About

Jo Thompson is a London-based writer and researcher exploring the hidden lives of the city and the women history has often overlooked. Her work focuses particularly on London’s early twentieth-century nightlife, where figures such as Kate Meyrick and the vibrant communities surrounding her reshaped the social landscape of Soho.

A Londoner with ancestors in the city stretching back at least five generations, Jo brings both personal connection and archival depth to her research. Drawing on decades of genealogical investigation, she is especially interested in recovering stories that might otherwise have been lost — from nightclub habitués and performers to entrepreneurs, bohemians, and the complex social worlds they inhabited.

Jo has written for Who Do You Think You Are? magazine and has appeared on radio including RTÉ and Soho Radio.
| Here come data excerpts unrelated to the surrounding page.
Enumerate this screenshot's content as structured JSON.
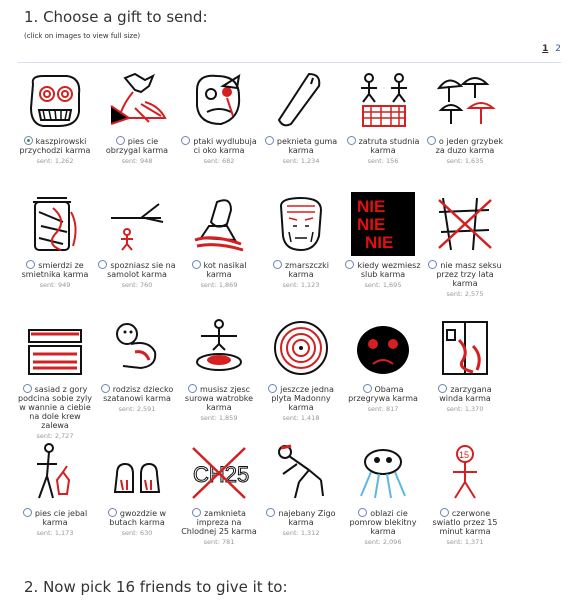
{
  "step1_title": "1. Choose a gift to send:",
  "note": "(click on images to view full size)",
  "pager": {
    "current": "1",
    "next": "2"
  },
  "gifts": [
    {
      "label": "kaszpirowski przychodzi karma",
      "sent": "sent: 1,262",
      "selected": true,
      "icon": "screaming-face-icon"
    },
    {
      "label": "pies cie obrzygal karma",
      "sent": "sent: 948",
      "selected": false,
      "icon": "vomiting-dog-icon"
    },
    {
      "label": "ptaki wydlubuja ci oko karma",
      "sent": "sent: 682",
      "selected": false,
      "icon": "bird-eye-face-icon"
    },
    {
      "label": "peknieta guma karma",
      "sent": "sent: 1,234",
      "selected": false,
      "icon": "condom-icon"
    },
    {
      "label": "zatruta studnia karma",
      "sent": "sent: 156",
      "selected": false,
      "icon": "well-icon"
    },
    {
      "label": "o jeden grzybek za duzo karma",
      "sent": "sent: 1,635",
      "selected": false,
      "icon": "mushrooms-icon"
    },
    {
      "label": "smierdzi ze smietnika karma",
      "sent": "sent: 949",
      "selected": false,
      "icon": "trash-can-icon"
    },
    {
      "label": "spozniasz sie na samolot karma",
      "sent": "sent: 760",
      "selected": false,
      "icon": "airplane-icon"
    },
    {
      "label": "kot nasikal karma",
      "sent": "sent: 1,869",
      "selected": false,
      "icon": "cat-icon"
    },
    {
      "label": "zmarszczki karma",
      "sent": "sent: 1,123",
      "selected": false,
      "icon": "wrinkled-face-icon"
    },
    {
      "label": "kiedy wezmiesz slub karma",
      "sent": "sent: 1,695",
      "selected": false,
      "icon": "nie-nie-nie-icon",
      "nie": [
        "NIE",
        "NIE",
        "NIE"
      ]
    },
    {
      "label": "nie masz seksu przez trzy lata karma",
      "sent": "sent: 2,575",
      "selected": false,
      "icon": "crossed-figure-icon"
    },
    {
      "label": "sasiad z gory podcina sobie zyly w wannie a ciebie na dole krew zalewa",
      "sent": "sent: 2,727",
      "selected": false,
      "icon": "bathtub-icon"
    },
    {
      "label": "rodzisz dziecko szatanowi karma",
      "sent": "sent: 2,591",
      "selected": false,
      "icon": "baby-icon"
    },
    {
      "label": "musisz zjesc surowa watrobke karma",
      "sent": "sent: 1,859",
      "selected": false,
      "icon": "liver-plate-icon"
    },
    {
      "label": "jeszcze jedna plyta Madonny karma",
      "sent": "sent: 1,418",
      "selected": false,
      "icon": "record-icon"
    },
    {
      "label": "Obama przegrywa karma",
      "sent": "sent: 817",
      "selected": false,
      "icon": "sad-face-icon"
    },
    {
      "label": "zarzygana winda karma",
      "sent": "sent: 1,370",
      "selected": false,
      "icon": "elevator-icon"
    },
    {
      "label": "pies cie jebal karma",
      "sent": "sent: 1,173",
      "selected": false,
      "icon": "dog-man-icon"
    },
    {
      "label": "gwozdzie w butach karma",
      "sent": "sent: 630",
      "selected": false,
      "icon": "feet-icon"
    },
    {
      "label": "zamknieta impreza na Chlodnej 25 karma",
      "sent": "sent: 781",
      "selected": false,
      "icon": "crossed-ch25-icon",
      "text": "CH25"
    },
    {
      "label": "najebany Zigo karma",
      "sent": "sent: 1,312",
      "selected": false,
      "icon": "crawling-man-icon"
    },
    {
      "label": "oblazi cie pomrow blekitny karma",
      "sent": "sent: 2,096",
      "selected": false,
      "icon": "slug-icon"
    },
    {
      "label": "czerwone swiatlo przez 15 minut karma",
      "sent": "sent: 1,371",
      "selected": false,
      "icon": "red-man-icon",
      "text": "15"
    }
  ],
  "step2_title": "2. Now pick 16 friends to give it to:",
  "colors": {
    "accent": "#3b5998",
    "red": "#d42020",
    "ink": "#111111"
  }
}
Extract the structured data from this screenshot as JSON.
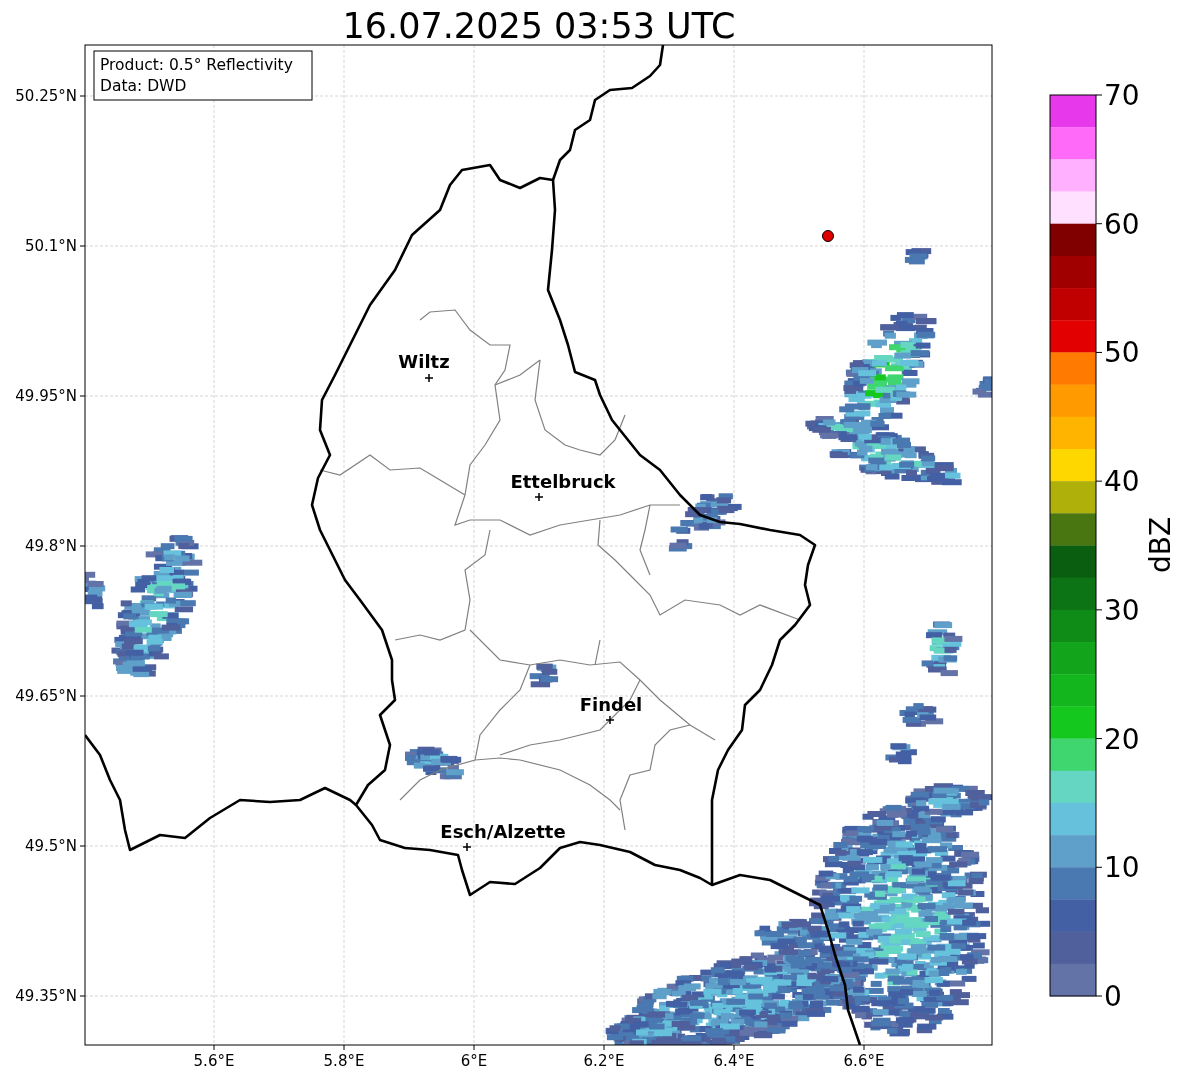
{
  "title": "16.07.2025 03:53 UTC",
  "info_box": [
    "Product: 0.5° Reflectivity",
    "Data: DWD"
  ],
  "map": {
    "cities": [
      {
        "name": "Wiltz"
      },
      {
        "name": "Ettelbruck"
      },
      {
        "name": "Findel"
      },
      {
        "name": "Esch/Alzette"
      }
    ],
    "x_ticks": [
      "5.6°E",
      "5.8°E",
      "6°E",
      "6.2°E",
      "6.4°E",
      "6.6°E"
    ],
    "y_ticks": [
      "50.25°N",
      "50.1°N",
      "49.95°N",
      "49.8°N",
      "49.65°N",
      "49.5°N",
      "49.35°N"
    ]
  },
  "colorbar": {
    "label": "dBZ",
    "ticks": [
      "70",
      "60",
      "50",
      "40",
      "30",
      "20",
      "10",
      "0"
    ],
    "segments": [
      {
        "color": "#e838ec"
      },
      {
        "color": "#ff6af8"
      },
      {
        "color": "#ffb0ff"
      },
      {
        "color": "#ffe0ff"
      },
      {
        "color": "#800000"
      },
      {
        "color": "#a00000"
      },
      {
        "color": "#c00000"
      },
      {
        "color": "#e20000"
      },
      {
        "color": "#ff7a00"
      },
      {
        "color": "#ff9a00"
      },
      {
        "color": "#ffb400"
      },
      {
        "color": "#ffd700"
      },
      {
        "color": "#b0b00a"
      },
      {
        "color": "#4a7612"
      },
      {
        "color": "#0a5e10"
      },
      {
        "color": "#0c7414"
      },
      {
        "color": "#0f8b18"
      },
      {
        "color": "#12a41a"
      },
      {
        "color": "#13b61c"
      },
      {
        "color": "#14c81e"
      },
      {
        "color": "#3fd66f"
      },
      {
        "color": "#64d6c2"
      },
      {
        "color": "#66c2dc"
      },
      {
        "color": "#5ea0c9"
      },
      {
        "color": "#4a78b0"
      },
      {
        "color": "#4260a3"
      },
      {
        "color": "#50609c"
      },
      {
        "color": "#6373a8"
      }
    ]
  }
}
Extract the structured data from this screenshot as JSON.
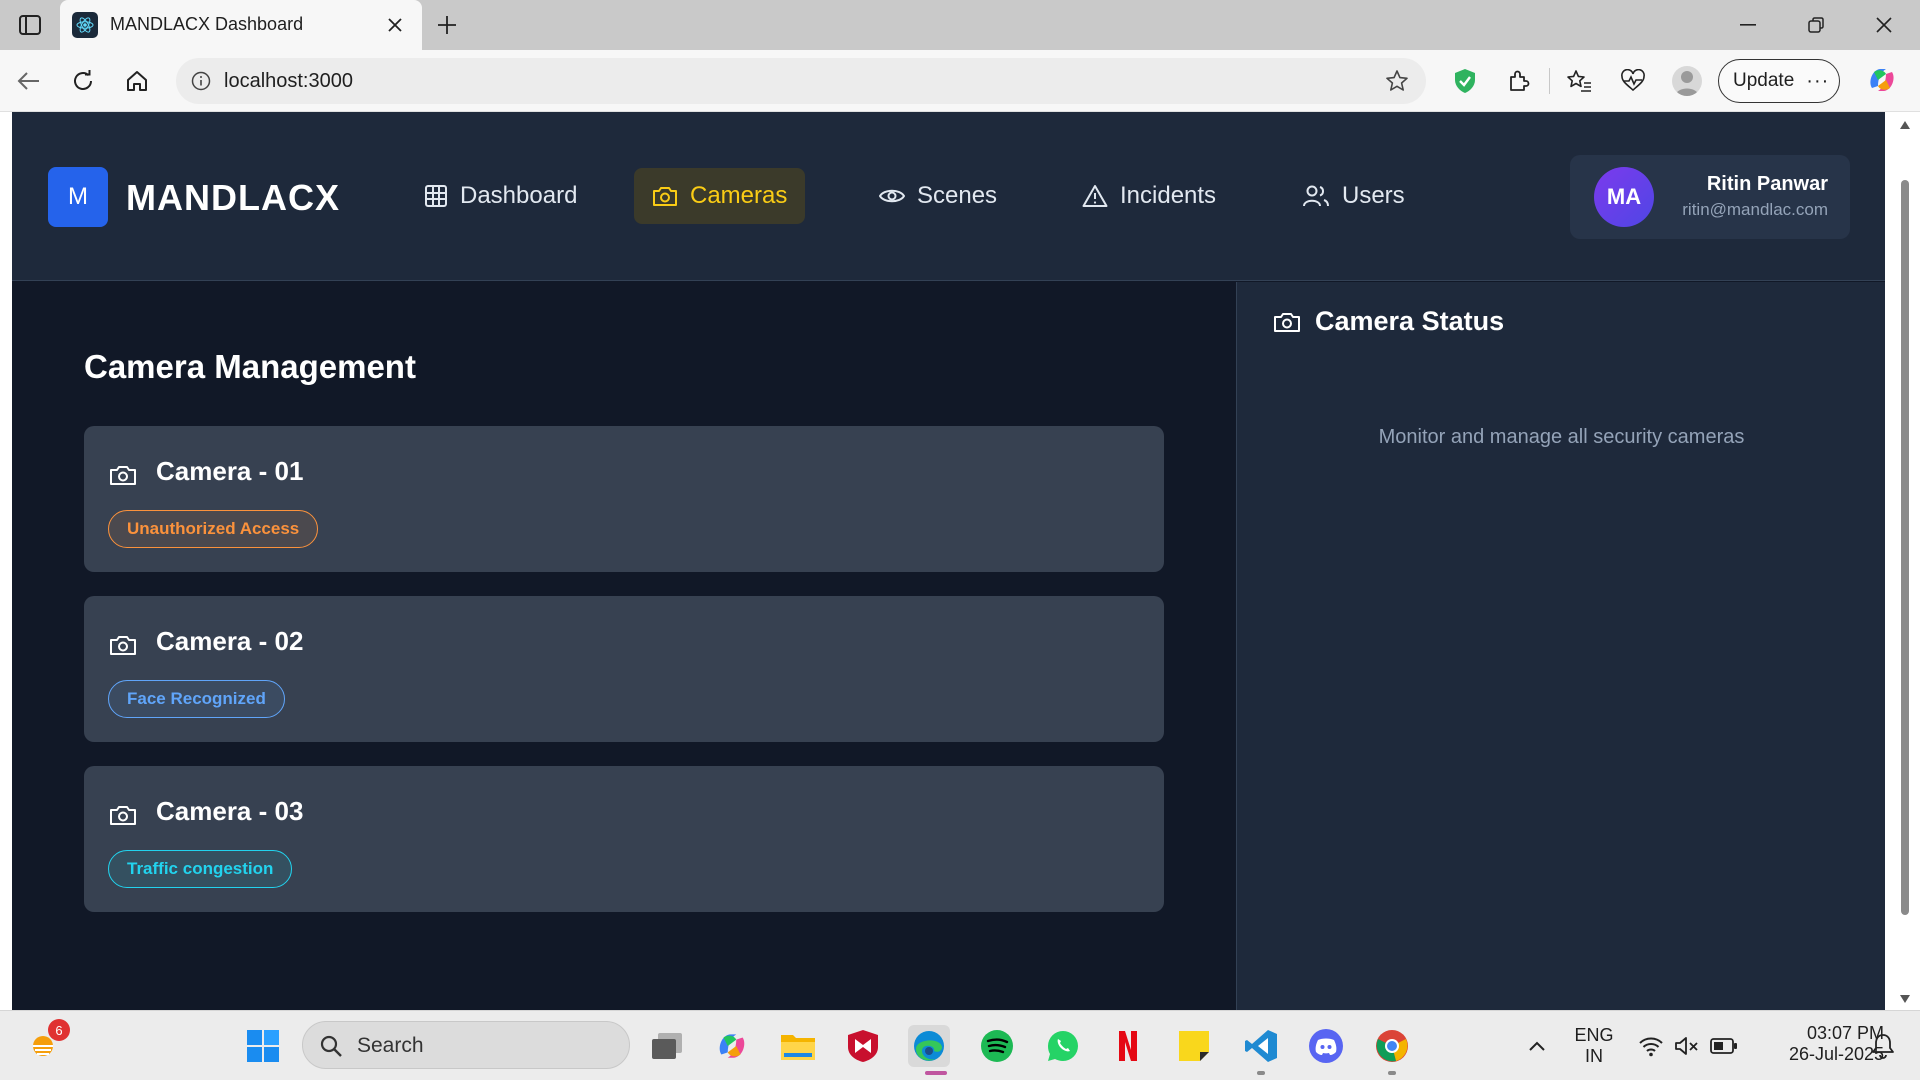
{
  "browser": {
    "tab_title": "MANDLACX Dashboard",
    "address": "localhost:3000",
    "update_label": "Update",
    "update_more": "···"
  },
  "app": {
    "logo_letter": "M",
    "brand": "MANDLACX",
    "nav": [
      {
        "label": "Dashboard",
        "icon": "grid-icon",
        "active": false
      },
      {
        "label": "Cameras",
        "icon": "camera-icon",
        "active": true
      },
      {
        "label": "Scenes",
        "icon": "eye-icon",
        "active": false
      },
      {
        "label": "Incidents",
        "icon": "warning-triangle-icon",
        "active": false
      },
      {
        "label": "Users",
        "icon": "users-icon",
        "active": false
      }
    ],
    "user": {
      "initials": "MA",
      "name": "Ritin Panwar",
      "email": "ritin@mandlac.com"
    }
  },
  "main": {
    "title": "Camera Management",
    "cameras": [
      {
        "name": "Camera - 01",
        "status": "Unauthorized Access",
        "status_color": "#fb923c"
      },
      {
        "name": "Camera - 02",
        "status": "Face Recognized",
        "status_color": "#60a5fa"
      },
      {
        "name": "Camera - 03",
        "status": "Traffic congestion",
        "status_color": "#22d3ee"
      }
    ]
  },
  "sidebar": {
    "title": "Camera Status",
    "description": "Monitor and manage all security cameras"
  },
  "taskbar": {
    "widget_badge": "6",
    "search_label": "Search",
    "lang_line1": "ENG",
    "lang_line2": "IN",
    "time": "03:07 PM",
    "date": "26-Jul-2025"
  },
  "colors": {
    "accent": "#facc15",
    "logo": "#2563eb",
    "bg": "#111827",
    "panel": "#1e293b",
    "card": "#374151"
  }
}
Alongside her independent research and writing, she works professionally crafting family history narratives, a practice that continues to sharpen her instinct for uncovering the human stories hidden within historical records.

Before turning her focus fully toward historical research and writing, Jo spent fifteen years working in education with marginalised and traumatised young people and their families. That experience deepened her interest in identity, belonging, and the forces that shape individual lives — themes that continue to inform her work today.

Jo is currently at work on a nonfiction book exploring the hidden lives of the women who shaped London’s early nightlife.

Occasionally, Jo can also be found heirloom hunting — drawn, as ever, to the objects that carry traces of forgotten lives.